This started out as such a brilliant idea — getting one of those “clean and articulate” African-Americans Vice President Biden always talks about to be the new chairman of the RNC. Then the Republicans’ grand plan started to unravel. The first strand was Steele v. Rush. Attacking Rush Limbaugh always gets you points with the Democrats and with the leftist media, but it doesn’t do much to keep the support of the conservative base of the Republican party. What I believe Chairman Steele fails to understand about Rush’s influence is that he expresses what the majority of his audience already believes. Rush Limbaugh is not the leader of the Republican Party, and he would never want to be. That’s not his job. He is an entertainer, as Steele said, but he is also an important voice for conservatism. In addition to the occasional mindless drone who looks to Rush to tell him/her what to think and believe everyday, Rush’s audience also includes grassroots activists who are motivated by their ideology to volunteer for the party in their local communities, and to encourage others to do the same. In the Steele v. Rush debate, all the Chairman accomplished by his scattershot comments is to alienate many of my fellow conservatives who wish to be included in this new big tent we are creating in the party with all those important moderates and independents. In the absence of Republican leadership, many voices clamor to be heard, and there is much competition to be the most powerful and influential representative of my party. Right now that person doesn’t seem to be the chairman of the RNC.
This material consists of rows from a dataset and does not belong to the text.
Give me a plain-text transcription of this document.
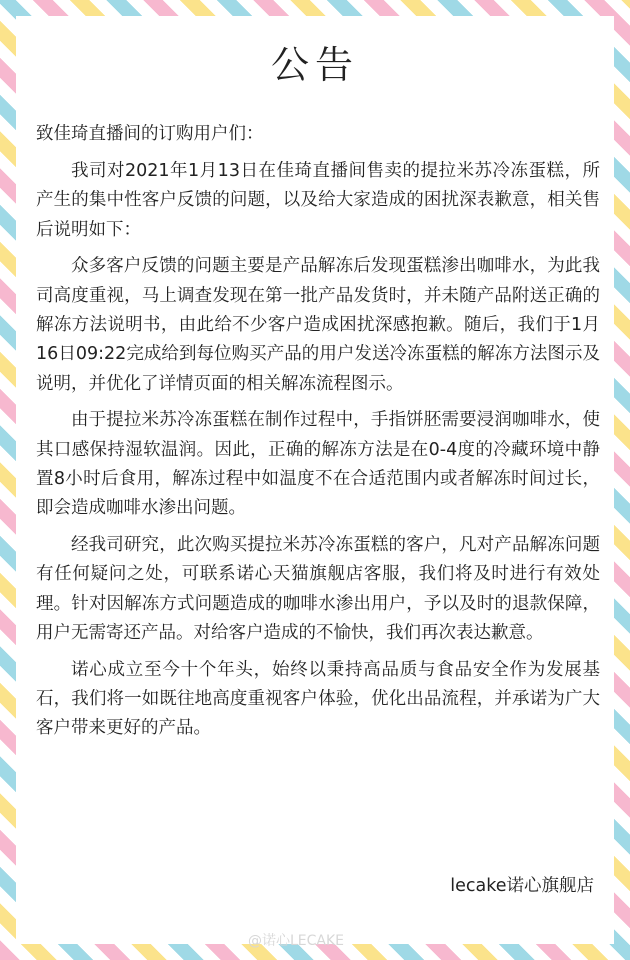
公告

致佳琦直播间的订购用户们：

我司对2021年1月13日在佳琦直播间售卖的提拉米苏冷冻蛋糕，所产生的集中性客户反馈的问题，以及给大家造成的困扰深表歉意，相关售后说明如下：

众多客户反馈的问题主要是产品解冻后发现蛋糕渗出咖啡水，为此我司高度重视，马上调查发现在第一批产品发货时，并未随产品附送正确的解冻方法说明书，由此给不少客户造成困扰深感抱歉。随后，我们于1月16日09:22完成给到每位购买产品的用户发送冷冻蛋糕的解冻方法图示及说明，并优化了详情页面的相关解冻流程图示。

由于提拉米苏冷冻蛋糕在制作过程中，手指饼胚需要浸润咖啡水，使其口感保持湿软温润。因此，正确的解冻方法是在0-4度的冷藏环境中静置8小时后食用，解冻过程中如温度不在合适范围内或者解冻时间过长，即会造成咖啡水渗出问题。

经我司研究，此次购买提拉米苏冷冻蛋糕的客户，凡对产品解冻问题有任何疑问之处，可联系诺心天猫旗舰店客服，我们将及时进行有效处理。针对因解冻方式问题造成的咖啡水渗出用户，予以及时的退款保障，用户无需寄还产品。对给客户造成的不愉快，我们再次表达歉意。

诺心成立至今十个年头，始终以秉持高品质与食品安全作为发展基石，我们将一如既往地高度重视客户体验，优化出品流程，并承诺为广大客户带来更好的产品。

lecake诺心旗舰店

@诺心LECAKE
The second so-called controversy that’s currently getting airplay is about his comments on abortion in GQ, and how he believes that it’s a woman’s “individual choice”. Well, yeah. Of course it is. I’m not sure we can win hearts and minds to the pro-life position by arguing over this point. I don’t think that this says anything significant about Michael Steele’s personal beliefs on the abortion issue, although those who were initially skeptical about his abortion views won’t be reassured by his current comments on the subject. While there may be room for a difference of opinion among my fellow Republicans on abortion, ultimately the Republican Party is and always has been a pro-life party. Social conservatives have a home in this party, and they make up a significant portion of the grassroots army the Republicans need to win elections. That’s why the current mindset of our RNC chair is troubling to me. He doesn’t seem to understand a significant portion of the people he represents, and yet he wants to expand our base to include moderates and independents. This would mean watering down the principles we claim to have always stood for, even if the execution of those ideals has never been perfect. If he can’t keep the trust of the base, then all the moderates and independents he could gain won’t do much to our electoral prospects going forward into ’10 and ’12.
Do I think we should throw Michael Steele under the bus? Not yet. Possibly not at all. The Democrats managed to succeed in spite of Howard Dean, didn’t they? Right…so there is still hope for the RNC to get its act together in time for the next election.